Trans bireyler de eşcinsel, biseksüel olabilir. LGB (lezbiyen, gey,
biseksüel) bireylerin sırf cinsel yönelimleri nedeniyle
birlikteliklerinin kayıt altına alınmamasını ve bu birliktelikler
üzerinden heteroseksüel evli çiftlere tanınan haklar ve hizmetlerden
faydalanamamasını ayrımcılık olarak değerlendiriyoruz ve buna karşı
mücadele ediyoruz.
İmza ile üreme amacı için bir araya gelen ailelerin dışında, hiçbir
resmi belgeye imza atmayan ve/veya üreme amacı gütmeyen kişilerin
birlikteliklerin de aile olduklarını kabul ediyoruz.
Cezaevlerindeki translarla dayanışıyoruz!
Cezaevlerindeki insan hakları ihlallerinin karşısındayız. Trans
bireylerin varoluşları sebebiyle uğradıkları ayrımcılıklara şahidiz!
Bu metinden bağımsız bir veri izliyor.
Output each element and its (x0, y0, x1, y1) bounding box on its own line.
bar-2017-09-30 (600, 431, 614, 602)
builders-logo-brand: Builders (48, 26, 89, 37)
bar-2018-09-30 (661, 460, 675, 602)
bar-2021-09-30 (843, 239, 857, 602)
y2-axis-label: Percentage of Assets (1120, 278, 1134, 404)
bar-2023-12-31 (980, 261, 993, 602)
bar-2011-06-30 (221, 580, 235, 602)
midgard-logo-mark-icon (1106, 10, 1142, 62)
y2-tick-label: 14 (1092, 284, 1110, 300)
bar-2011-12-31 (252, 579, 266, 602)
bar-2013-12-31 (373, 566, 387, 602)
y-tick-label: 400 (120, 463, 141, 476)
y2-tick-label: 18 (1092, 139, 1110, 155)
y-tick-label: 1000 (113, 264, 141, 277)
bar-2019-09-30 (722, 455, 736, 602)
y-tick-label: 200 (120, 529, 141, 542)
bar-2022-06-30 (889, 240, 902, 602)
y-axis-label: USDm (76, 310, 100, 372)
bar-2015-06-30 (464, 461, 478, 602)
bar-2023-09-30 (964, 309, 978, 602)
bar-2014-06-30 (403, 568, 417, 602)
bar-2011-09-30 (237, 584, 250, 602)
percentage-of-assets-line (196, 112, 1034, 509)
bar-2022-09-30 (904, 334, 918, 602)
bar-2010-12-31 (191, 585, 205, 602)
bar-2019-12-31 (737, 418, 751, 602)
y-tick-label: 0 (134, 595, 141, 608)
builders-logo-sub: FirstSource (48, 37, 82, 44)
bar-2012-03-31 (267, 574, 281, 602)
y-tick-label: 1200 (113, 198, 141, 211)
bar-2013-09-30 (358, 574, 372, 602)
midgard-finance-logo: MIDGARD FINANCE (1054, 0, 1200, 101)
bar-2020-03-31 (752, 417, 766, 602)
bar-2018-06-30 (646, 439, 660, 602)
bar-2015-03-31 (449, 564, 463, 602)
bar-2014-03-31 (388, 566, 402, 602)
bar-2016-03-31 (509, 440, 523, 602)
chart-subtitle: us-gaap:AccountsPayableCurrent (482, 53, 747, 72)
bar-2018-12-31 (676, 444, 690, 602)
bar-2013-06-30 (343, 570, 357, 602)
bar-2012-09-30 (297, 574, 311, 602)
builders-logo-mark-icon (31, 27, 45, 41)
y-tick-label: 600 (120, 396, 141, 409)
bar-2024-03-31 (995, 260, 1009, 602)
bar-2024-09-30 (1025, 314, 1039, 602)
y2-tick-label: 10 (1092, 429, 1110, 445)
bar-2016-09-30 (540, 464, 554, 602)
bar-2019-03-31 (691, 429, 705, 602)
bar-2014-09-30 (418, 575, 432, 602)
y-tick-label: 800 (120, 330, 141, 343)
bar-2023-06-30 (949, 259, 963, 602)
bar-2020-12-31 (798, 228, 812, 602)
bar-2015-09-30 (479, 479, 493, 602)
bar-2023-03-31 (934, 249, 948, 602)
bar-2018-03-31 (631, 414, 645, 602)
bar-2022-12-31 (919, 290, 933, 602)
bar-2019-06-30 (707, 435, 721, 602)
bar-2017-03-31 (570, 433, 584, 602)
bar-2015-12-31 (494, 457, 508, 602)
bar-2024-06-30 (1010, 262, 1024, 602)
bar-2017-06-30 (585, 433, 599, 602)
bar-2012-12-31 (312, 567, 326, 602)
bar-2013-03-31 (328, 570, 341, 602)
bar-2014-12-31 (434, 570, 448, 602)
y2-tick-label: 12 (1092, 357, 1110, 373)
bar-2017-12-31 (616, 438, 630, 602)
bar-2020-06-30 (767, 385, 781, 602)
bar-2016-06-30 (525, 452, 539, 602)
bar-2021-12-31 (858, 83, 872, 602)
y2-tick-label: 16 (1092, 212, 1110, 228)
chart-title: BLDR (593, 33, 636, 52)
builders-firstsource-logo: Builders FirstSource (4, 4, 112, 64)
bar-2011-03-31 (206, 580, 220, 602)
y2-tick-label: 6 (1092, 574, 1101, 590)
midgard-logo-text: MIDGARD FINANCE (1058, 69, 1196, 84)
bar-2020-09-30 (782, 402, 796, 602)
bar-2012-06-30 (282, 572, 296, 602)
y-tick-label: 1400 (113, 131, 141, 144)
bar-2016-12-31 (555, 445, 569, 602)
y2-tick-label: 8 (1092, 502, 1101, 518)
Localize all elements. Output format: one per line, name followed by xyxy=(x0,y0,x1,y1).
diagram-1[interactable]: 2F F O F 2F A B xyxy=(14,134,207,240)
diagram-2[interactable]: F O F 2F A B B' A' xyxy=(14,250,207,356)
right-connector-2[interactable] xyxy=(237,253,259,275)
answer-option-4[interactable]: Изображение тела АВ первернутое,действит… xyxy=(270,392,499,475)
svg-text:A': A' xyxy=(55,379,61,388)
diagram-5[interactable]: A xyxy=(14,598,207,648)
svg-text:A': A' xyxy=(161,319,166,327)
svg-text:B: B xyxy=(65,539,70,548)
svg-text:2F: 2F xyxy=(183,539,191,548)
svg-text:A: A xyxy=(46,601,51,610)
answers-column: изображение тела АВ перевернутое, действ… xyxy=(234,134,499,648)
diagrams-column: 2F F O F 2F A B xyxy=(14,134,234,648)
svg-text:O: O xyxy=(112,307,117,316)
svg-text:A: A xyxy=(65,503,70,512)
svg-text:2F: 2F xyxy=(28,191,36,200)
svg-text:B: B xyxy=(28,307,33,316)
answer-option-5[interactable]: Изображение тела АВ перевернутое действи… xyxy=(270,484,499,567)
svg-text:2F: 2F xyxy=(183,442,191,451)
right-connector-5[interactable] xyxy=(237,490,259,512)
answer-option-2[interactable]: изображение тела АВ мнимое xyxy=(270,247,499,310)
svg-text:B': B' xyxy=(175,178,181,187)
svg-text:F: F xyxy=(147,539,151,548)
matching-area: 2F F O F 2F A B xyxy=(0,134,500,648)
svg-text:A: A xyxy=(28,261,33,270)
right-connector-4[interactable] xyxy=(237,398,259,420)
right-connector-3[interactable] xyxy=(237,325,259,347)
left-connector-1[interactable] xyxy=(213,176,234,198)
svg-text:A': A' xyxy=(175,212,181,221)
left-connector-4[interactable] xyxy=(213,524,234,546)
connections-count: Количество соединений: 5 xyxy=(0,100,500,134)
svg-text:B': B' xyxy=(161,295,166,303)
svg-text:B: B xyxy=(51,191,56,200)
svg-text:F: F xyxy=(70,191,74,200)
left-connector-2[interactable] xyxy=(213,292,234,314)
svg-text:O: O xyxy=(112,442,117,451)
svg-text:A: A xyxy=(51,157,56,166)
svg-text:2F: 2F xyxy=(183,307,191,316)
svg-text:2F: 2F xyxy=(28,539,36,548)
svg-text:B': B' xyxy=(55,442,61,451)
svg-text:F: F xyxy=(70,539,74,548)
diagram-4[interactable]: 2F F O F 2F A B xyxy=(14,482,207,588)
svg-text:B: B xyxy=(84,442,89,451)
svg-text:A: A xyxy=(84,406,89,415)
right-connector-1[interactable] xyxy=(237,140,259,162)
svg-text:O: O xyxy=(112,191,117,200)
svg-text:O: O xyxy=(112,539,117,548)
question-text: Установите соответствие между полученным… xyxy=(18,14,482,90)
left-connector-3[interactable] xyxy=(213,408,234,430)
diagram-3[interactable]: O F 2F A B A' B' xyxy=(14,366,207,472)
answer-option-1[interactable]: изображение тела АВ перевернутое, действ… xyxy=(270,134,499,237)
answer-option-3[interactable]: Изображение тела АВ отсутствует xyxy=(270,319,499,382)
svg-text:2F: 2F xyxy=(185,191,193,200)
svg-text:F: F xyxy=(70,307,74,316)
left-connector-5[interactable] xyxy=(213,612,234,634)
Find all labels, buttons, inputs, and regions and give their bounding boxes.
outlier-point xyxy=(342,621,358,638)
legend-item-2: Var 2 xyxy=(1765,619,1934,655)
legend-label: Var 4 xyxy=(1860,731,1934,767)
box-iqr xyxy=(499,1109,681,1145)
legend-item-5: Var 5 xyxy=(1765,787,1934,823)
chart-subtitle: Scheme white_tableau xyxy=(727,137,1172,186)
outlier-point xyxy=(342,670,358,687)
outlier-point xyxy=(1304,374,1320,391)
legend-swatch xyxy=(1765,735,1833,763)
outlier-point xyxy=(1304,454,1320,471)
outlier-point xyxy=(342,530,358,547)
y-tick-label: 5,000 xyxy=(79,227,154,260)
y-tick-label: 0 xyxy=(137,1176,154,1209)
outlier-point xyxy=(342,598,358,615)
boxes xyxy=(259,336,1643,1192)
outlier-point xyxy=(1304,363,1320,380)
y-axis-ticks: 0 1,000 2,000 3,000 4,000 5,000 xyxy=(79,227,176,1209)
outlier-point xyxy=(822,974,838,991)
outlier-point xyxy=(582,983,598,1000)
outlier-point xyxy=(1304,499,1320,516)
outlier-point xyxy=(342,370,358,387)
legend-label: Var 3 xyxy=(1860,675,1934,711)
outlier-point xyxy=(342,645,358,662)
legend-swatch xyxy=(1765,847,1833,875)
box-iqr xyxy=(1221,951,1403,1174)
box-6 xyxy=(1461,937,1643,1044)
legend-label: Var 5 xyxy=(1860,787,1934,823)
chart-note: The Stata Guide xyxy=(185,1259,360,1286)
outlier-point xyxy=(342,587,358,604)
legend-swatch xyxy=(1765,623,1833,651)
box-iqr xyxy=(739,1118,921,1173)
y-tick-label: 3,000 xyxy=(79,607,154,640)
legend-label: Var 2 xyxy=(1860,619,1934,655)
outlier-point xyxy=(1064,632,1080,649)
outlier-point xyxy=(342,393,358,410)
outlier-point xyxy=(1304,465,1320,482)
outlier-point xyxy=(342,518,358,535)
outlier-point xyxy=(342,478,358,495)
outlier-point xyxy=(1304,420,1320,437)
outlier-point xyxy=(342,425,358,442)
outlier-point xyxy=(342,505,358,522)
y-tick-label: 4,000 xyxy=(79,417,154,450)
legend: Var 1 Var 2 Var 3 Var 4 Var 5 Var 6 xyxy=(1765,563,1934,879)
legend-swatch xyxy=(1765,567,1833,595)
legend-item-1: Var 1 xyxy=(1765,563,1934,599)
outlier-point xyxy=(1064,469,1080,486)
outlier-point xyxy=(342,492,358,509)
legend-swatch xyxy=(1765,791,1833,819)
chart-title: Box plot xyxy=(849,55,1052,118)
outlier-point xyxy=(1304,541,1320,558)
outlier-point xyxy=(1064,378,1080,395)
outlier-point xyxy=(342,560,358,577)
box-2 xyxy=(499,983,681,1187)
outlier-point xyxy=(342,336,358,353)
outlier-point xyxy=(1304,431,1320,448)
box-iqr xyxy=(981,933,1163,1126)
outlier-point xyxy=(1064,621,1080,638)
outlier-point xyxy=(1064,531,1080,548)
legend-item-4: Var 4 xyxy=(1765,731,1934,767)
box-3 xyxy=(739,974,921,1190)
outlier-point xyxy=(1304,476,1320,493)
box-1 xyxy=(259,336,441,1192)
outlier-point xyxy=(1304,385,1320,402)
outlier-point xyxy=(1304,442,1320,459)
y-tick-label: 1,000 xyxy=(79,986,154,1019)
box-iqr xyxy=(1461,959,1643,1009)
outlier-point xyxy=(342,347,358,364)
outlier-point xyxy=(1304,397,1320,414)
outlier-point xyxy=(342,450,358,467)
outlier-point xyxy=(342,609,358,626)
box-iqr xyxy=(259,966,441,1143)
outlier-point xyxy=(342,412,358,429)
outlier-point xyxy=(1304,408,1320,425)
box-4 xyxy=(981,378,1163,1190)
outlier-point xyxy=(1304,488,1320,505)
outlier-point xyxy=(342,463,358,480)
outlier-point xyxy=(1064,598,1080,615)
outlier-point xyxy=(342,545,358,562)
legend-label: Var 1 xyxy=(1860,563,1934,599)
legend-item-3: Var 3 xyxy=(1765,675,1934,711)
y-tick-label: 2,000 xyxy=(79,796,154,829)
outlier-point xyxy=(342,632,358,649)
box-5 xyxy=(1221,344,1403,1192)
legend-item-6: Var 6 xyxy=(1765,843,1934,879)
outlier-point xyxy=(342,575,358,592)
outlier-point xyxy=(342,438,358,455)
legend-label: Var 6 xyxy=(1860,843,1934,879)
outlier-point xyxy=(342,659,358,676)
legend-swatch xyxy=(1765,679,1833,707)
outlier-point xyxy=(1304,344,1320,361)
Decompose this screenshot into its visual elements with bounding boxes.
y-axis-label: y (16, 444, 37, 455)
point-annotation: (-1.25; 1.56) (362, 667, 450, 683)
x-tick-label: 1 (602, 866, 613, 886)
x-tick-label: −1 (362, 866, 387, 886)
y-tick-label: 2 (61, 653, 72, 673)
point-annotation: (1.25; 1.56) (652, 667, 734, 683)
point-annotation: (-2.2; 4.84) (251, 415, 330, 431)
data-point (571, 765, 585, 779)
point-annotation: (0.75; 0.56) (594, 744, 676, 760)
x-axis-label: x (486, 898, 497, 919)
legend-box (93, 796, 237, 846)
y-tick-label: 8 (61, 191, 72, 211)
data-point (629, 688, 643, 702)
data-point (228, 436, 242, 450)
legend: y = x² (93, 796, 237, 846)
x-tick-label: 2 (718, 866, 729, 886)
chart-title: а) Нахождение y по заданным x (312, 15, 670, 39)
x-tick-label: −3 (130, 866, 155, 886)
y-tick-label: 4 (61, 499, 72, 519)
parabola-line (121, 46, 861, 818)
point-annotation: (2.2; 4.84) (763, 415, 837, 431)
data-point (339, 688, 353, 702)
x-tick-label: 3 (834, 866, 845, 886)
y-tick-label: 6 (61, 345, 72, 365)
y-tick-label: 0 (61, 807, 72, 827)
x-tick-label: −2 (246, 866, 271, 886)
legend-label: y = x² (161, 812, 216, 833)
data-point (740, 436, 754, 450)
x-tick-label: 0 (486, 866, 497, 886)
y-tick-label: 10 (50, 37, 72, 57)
Trans bireylerin, kişisel beyanları kabul edilmeksizin varsayılan
biyolojik cinsiyetleri üzerinden cezaevlerine yerleştirilmelerine ve
koruma bahanesiyle tecrit edilmelerine karşı çıkıyoruz. Bu yolla trans
bireyler cinsiyet kimlikleri nedeniyle bir kez daha
cezalandırılmaktadır. Diğer mahkûmlarla kaynaşmaları engellenmek
istediğinden ceza evlerinde, mahkûmlar için düzenlenmiş olan sosyal
aktiviteler ve sosyal hizmetlerde tecrit edilmektedirler. Aktivite ve
hizmetlerden faydalanmaları engellenmektedir.
Cezaevleri gibi, kadın sığınma evleri, huzurevleri ve daha nice
cinsiyetlere göre düzenlenmiş kurumlar translara da uygun hale
getirilmelidir.
Ancak bütün iktidar biçimlerini sorgulayarak toplumsal muhalefetle
dayanışarak özgürleşebileceğimizi biliyoruz. Bulunduğumuz şartlardan
memnun olmadığımız sürece sesimizi yükseltmeye devam edeceğiz. Saygısız,
ayrımcı yorumları ve davranışları kabul etmeyecek ve bunları
değiştirmek için çalışacağız. Direncimiz eylemlerimize eşlik etsin ve
eylemlerimiz bizi dönüştürdükleri gibi dünyayı da dönüştürsün.
Trans olduğumuz için utanmayacağız.
Biz değişmeyeceğiz, siz alışacaksınız!